Textile sector seeks greater market access

Textile industry is asking for greater access to the US and European Union markets as it struggles for survival.


Reuters August 20, 2010

KARACHI: The textile industry is asking for greater access to the US and European Union markets as it struggles for survival after floods devastated the country.

Industry representatives say flood damage to the cotton crop and consequent supply shortages could be a final blow to an industry that is already under pressure from shrinking global demand, crippling power shortages and poor law and order situation.

Textile makers are asking for support to help make up for the losses. “We have requested that the government ask the EU and US for greater market access,” said an official at the All Pakistan Textile Mills Association.

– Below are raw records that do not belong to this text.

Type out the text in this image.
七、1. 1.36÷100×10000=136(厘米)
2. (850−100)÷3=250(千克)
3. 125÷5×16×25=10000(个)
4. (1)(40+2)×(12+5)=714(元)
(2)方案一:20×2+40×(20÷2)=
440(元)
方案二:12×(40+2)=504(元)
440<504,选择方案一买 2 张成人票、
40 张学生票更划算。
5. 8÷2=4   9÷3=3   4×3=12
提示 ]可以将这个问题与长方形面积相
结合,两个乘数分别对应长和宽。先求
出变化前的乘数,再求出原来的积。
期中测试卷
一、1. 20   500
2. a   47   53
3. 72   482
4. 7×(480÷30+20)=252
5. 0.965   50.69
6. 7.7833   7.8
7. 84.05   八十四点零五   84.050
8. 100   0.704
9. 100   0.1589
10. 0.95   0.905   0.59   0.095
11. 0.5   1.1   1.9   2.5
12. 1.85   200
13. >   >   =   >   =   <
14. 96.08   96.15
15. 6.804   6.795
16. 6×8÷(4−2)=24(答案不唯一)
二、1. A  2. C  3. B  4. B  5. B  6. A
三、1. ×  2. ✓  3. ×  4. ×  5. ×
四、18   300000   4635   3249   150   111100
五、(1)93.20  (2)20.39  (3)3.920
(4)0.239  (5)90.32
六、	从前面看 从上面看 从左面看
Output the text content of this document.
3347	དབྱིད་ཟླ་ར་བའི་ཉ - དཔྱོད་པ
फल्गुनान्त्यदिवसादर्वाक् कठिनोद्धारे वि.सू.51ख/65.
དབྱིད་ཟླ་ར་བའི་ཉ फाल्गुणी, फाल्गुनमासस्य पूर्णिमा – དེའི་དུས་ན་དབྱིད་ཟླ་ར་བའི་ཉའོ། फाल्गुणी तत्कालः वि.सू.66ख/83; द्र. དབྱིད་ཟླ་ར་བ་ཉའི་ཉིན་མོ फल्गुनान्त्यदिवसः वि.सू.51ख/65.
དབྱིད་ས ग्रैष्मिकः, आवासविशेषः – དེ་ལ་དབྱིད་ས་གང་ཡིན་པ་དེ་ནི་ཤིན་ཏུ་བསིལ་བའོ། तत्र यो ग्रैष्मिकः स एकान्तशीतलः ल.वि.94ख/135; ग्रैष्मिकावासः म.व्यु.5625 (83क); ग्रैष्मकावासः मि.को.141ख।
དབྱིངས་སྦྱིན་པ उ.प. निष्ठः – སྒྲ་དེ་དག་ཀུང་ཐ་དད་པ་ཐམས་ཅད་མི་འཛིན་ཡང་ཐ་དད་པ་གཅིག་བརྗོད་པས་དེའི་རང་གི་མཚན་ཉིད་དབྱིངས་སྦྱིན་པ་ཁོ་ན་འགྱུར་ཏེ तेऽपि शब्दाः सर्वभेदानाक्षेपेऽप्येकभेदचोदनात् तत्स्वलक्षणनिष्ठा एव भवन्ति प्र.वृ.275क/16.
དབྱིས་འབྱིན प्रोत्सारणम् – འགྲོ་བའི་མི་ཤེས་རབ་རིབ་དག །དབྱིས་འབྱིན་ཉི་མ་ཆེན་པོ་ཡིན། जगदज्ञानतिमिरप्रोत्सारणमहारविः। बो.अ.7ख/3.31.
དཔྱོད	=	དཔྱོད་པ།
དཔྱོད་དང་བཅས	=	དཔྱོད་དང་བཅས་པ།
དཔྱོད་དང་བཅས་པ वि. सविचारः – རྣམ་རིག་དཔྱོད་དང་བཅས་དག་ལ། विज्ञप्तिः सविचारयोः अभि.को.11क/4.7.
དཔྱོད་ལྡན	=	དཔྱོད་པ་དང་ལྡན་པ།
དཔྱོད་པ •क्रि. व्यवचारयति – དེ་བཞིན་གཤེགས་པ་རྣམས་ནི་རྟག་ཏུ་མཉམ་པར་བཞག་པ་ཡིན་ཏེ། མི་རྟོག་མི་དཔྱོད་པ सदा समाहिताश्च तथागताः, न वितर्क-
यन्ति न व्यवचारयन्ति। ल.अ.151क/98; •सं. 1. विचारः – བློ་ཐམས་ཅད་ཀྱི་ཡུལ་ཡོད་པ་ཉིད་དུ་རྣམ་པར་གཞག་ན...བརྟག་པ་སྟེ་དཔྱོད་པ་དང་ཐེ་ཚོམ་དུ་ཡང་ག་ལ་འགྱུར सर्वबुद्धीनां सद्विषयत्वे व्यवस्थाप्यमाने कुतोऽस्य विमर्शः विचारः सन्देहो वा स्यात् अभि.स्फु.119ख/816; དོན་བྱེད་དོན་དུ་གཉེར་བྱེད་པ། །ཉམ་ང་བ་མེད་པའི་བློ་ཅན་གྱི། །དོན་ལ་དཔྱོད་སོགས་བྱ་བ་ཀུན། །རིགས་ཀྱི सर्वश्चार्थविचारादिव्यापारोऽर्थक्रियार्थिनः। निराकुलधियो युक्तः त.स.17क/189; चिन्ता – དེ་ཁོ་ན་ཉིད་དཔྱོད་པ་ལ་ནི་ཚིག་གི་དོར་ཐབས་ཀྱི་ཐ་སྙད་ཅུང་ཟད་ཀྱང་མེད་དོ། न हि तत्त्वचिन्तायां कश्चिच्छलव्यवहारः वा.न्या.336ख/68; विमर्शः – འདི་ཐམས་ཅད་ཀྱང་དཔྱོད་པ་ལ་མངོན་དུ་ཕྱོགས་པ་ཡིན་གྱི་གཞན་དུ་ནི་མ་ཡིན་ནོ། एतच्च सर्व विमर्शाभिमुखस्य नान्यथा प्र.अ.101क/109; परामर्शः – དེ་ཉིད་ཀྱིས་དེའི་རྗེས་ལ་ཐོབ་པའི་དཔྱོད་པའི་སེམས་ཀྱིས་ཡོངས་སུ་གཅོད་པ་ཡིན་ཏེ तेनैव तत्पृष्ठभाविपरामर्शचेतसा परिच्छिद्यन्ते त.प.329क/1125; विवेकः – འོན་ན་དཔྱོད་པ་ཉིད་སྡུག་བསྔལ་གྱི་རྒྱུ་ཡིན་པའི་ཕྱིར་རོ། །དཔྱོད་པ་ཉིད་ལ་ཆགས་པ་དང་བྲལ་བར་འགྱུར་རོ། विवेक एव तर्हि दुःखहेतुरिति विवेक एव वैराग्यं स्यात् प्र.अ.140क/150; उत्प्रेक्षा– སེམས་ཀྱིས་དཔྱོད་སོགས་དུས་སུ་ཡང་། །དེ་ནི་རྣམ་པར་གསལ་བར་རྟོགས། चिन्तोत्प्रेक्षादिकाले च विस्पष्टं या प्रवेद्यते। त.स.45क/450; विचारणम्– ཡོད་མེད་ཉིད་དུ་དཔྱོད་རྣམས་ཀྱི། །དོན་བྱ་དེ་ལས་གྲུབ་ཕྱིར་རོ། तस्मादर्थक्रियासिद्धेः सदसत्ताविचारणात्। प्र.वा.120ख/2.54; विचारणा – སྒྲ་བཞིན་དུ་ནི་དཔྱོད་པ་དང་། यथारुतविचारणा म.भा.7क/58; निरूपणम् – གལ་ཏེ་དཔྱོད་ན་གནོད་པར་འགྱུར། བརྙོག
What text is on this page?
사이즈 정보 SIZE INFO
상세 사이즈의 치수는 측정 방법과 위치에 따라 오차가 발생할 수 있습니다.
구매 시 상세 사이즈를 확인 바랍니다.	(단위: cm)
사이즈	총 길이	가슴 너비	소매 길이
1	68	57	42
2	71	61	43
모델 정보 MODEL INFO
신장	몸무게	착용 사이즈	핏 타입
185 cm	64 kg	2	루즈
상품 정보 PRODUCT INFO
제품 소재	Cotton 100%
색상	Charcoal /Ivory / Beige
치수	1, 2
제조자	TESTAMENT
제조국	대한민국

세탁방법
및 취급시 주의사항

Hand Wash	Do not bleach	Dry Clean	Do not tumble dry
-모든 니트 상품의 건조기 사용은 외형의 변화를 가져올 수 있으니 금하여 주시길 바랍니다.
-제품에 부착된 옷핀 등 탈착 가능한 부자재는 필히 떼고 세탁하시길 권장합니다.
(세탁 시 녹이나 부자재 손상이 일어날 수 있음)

Foreign Office spokesman Abdul Basit told reporters in Islamabad on Thursday that the EU was mulling a meeting of its foreign ministers to discuss providing flood assistance to Pakistan, and possibly greater market access for Pakistani products.

Some products from Pakistan enter the EU market duty-free or at a reduced rate, but textile products such as bed linen and towels, which account for more than 65 per cent of its exports to the EU, still face a 12 per cent tariff.

Pakistan’s total textile exports stood at over $10 billion in the 2009-10 financial year (July-June), of which about $6 billion worth of textile products went to the United States and European Union.

“This is really the worst time possible for textiles - that the floods could have occurred - because textile mills have no cotton,” said Ziad Bashir, Director of Gul Ahmed Textile Mills Ltd, one of the country’s biggest mills.

“The devastation they (floods) are causing definitely warrants an action like this (duty-free status for textile products),” he added.

The textile sector is the source of over half the country’s exports and about 40 per cent of manufacturing jobs. Low output could further add to the trade deficit.

“The government, in consultation with the industry, will take appropriate measures to help the textile sector, depending upon the extent of damage to the crop,” said Textile Ministry Secretary Waqar Masood.

Textile mill owners say any further damage to the cotton crop would be devastating. “If the floods continue, and this (the amount of cotton crop loss) goes up to 4 million or something, it’s going to be colossal,” Bashir said.

Pakistan produced 12.7 million bales in the 2009-10 (July-June) financial year, when the country had to import about 2 million bales, and was hoping to harvest 14 million bales from the 2010-11 crop.

The floods, the worst in the country’s history, have killed up to 1,600 people, forced more than 4 million from their homes and disrupted the lives of about 20 million people - nearly 12 per cent of the population.

Published in The Express Tribune, August 20th, 2010.